While AI models have made great strides in understanding language and generating content, they often struggle with processing different types of information simultaneously (like text, audio, and images) and can be slow or expensive to use. Additionally, ensuring that these models are safe and reliable is a significant concern.
What's the solution?
GPT-4o addresses these issues by being an 'omni model' that accepts multiple input types and generates outputs in various formats. It processes everything through a single neural network, allowing for faster response times—similar to human conversation speed—and improved performance in understanding audio and visual data. The model has been evaluated for its capabilities and limitations, with a focus on ensuring safety and ethical use. The paper also includes a system card that outlines the model's strengths, weaknesses, and safety measures.
Why it matters?
This research is important because it demonstrates advancements in AI technology that allow for more natural interactions with machines. By improving how AI models handle different types of information and ensuring they operate safely, GPT-4o could transform how we use AI in everyday life, from customer service to education and beyond.
Abstract
GPT-4o is an autoregressive omni model that accepts as input any combination of text, audio, image, and video, and generates any combination of text, audio, and image outputs. It's trained end-to-end across text, vision, and audio, meaning all inputs and outputs are processed by the same neural network.
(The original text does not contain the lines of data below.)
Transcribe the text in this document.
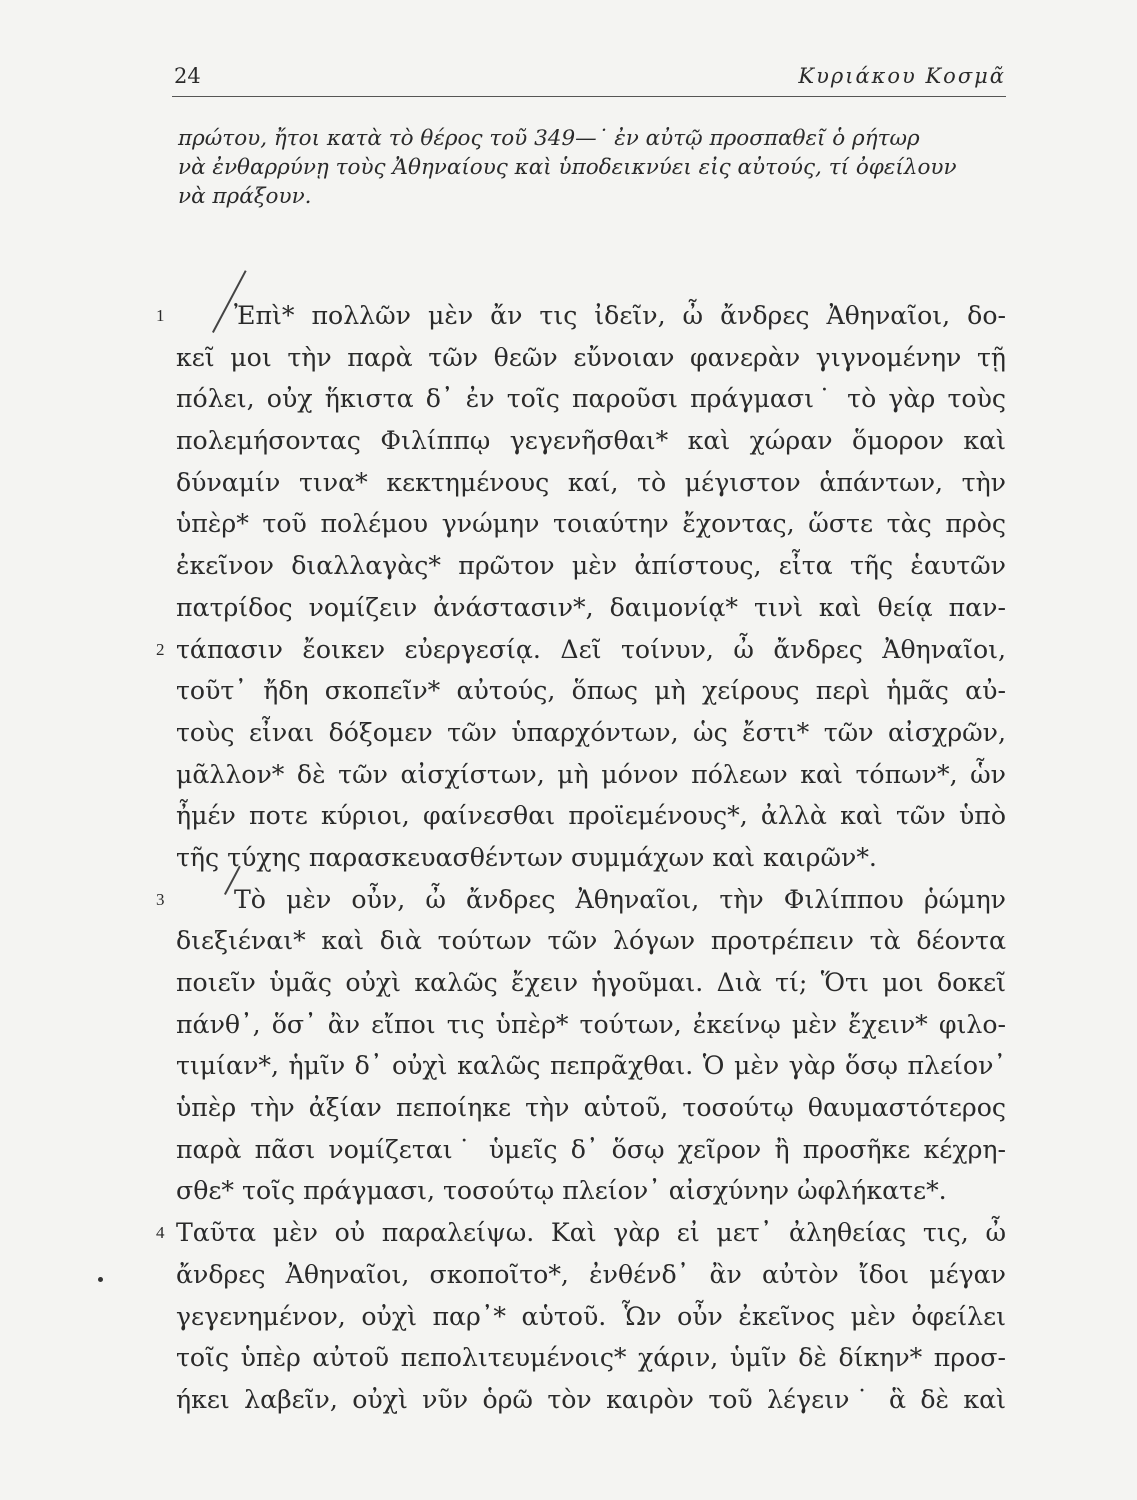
24	Κυριάκου Κοσμᾶ

πρώτου, ἤτοι κατὰ τὸ θέρος τοῦ 349—˙ ἐν αὐτῷ προσπαθεῖ ὁ ρήτωρ

νὰ ἐνθαρρύνῃ τοὺς Ἀθηναίους καὶ ὑποδεικνύει εἰς αὐτούς, τί ὀφείλουν

νὰ πράξουν.

1	Ἐπὶ* πολλῶν μὲν ἄν τις ἰδεῖν, ὦ ἄνδρες Ἀθηναῖοι, δο-
κεῖ μοι τὴν παρὰ τῶν θεῶν εὔνοιαν φανερὰν γιγνομένην τῇ
πόλει, οὐχ ἥκιστα δ᾽ ἐν τοῖς παροῦσι πράγμασι˙ τὸ γὰρ τοὺς
πολεμήσοντας Φιλίππῳ γεγενῆσθαι* καὶ χώραν ὅμορον καὶ
δύναμίν τινα* κεκτημένους καί, τὸ μέγιστον ἁπάντων, τὴν
ὑπὲρ* τοῦ πολέμου γνώμην τοιαύτην ἔχοντας, ὥστε τὰς πρὸς
ἐκεῖνον διαλλαγὰς* πρῶτον μὲν ἀπίστους, εἶτα τῆς ἑαυτῶν
πατρίδος νομίζειν ἀνάστασιν*, δαιμονίᾳ* τινὶ καὶ θείᾳ παν-
2 τάπασιν ἔοικεν εὐεργεσίᾳ. Δεῖ τοίνυν, ὦ ἄνδρες Ἀθηναῖοι,
τοῦτ᾽ ἤδη σκοπεῖν* αὐτούς, ὅπως μὴ χείρους περὶ ἡμᾶς αὐ-
τοὺς εἶναι δόξομεν τῶν ὑπαρχόντων, ὡς ἔστι* τῶν αἰσχρῶν,
μᾶλλον* δὲ τῶν αἰσχίστων, μὴ μόνον πόλεων καὶ τόπων*, ὧν
ἦμέν ποτε κύριοι, φαίνεσθαι προϊεμένους*, ἀλλὰ καὶ τῶν ὑπὸ
τῆς τύχης παρασκευασθέντων συμμάχων καὶ καιρῶν*.
3	Τὸ μὲν οὖν, ὦ ἄνδρες Ἀθηναῖοι, τὴν Φιλίππου ῥώμην
διεξιέναι* καὶ διὰ τούτων τῶν λόγων προτρέπειν τὰ δέοντα
ποιεῖν ὑμᾶς οὐχὶ καλῶς ἔχειν ἡγοῦμαι. Διὰ τί; Ὅτι μοι δοκεῖ
πάνθ᾽, ὅσ᾽ ἂν εἴποι τις ὑπὲρ* τούτων, ἐκείνῳ μὲν ἔχειν* φιλο-
τιμίαν*, ἡμῖν δ᾽ οὐχὶ καλῶς πεπρᾶχθαι. Ὁ μὲν γὰρ ὅσῳ πλείον᾽
ὑπὲρ τὴν ἀξίαν πεποίηκε τὴν αὑτοῦ, τοσούτῳ θαυμαστότερος
παρὰ πᾶσι νομίζεται˙ ὑμεῖς δ᾽ ὅσῳ χεῖρον ἢ προσῆκε κέχρη-
σθε* τοῖς πράγμασι, τοσούτῳ πλείον᾽ αἰσχύνην ὠφλήκατε*.
4 Ταῦτα μὲν οὐ παραλείψω. Καὶ γὰρ εἰ μετ᾽ ἀληθείας τις, ὦ
ἄνδρες Ἀθηναῖοι, σκοποῖτο*, ἐνθένδ᾽ ἂν αὐτὸν ἴδοι μέγαν
γεγενημένον, οὐχὶ παρ᾽* αὑτοῦ. Ὧν οὖν ἐκεῖνος μὲν ὀφείλει
τοῖς ὑπὲρ αὐτοῦ πεπολιτευμένοις* χάριν, ὑμῖν δὲ δίκην* προσ-
ήκει λαβεῖν, οὐχὶ νῦν ὁρῶ τὸν καιρὸν τοῦ λέγειν˙ ἃ δὲ καὶ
GPT-4o can respond to audio inputs in as little as 232 milliseconds, with an average of 320 milliseconds, which is similar to human response time in conversation. It matches GPT-4 Turbo performance on text in English and code, with significant improvement on text in non-English languages, while also being much faster and 50\% cheaper in the API. GPT-4o is especially better at vision and audio understanding compared to existing models. In line with our commitment to building AI safely and consistent with our voluntary commitments to the White House, we are sharing the GPT-4o System Card, which includes our Preparedness Framework evaluations. In this System Card, we provide a detailed look at GPT-4o's capabilities, limitations, and safety evaluations across multiple categories, focusing on speech-to-speech while also evaluating text and image capabilities, and measures we've implemented to ensure the model is safe and aligned. We also include third-party assessments on dangerous capabilities, as well as discussion of potential societal impacts of GPT-4o's text and vision capabilities.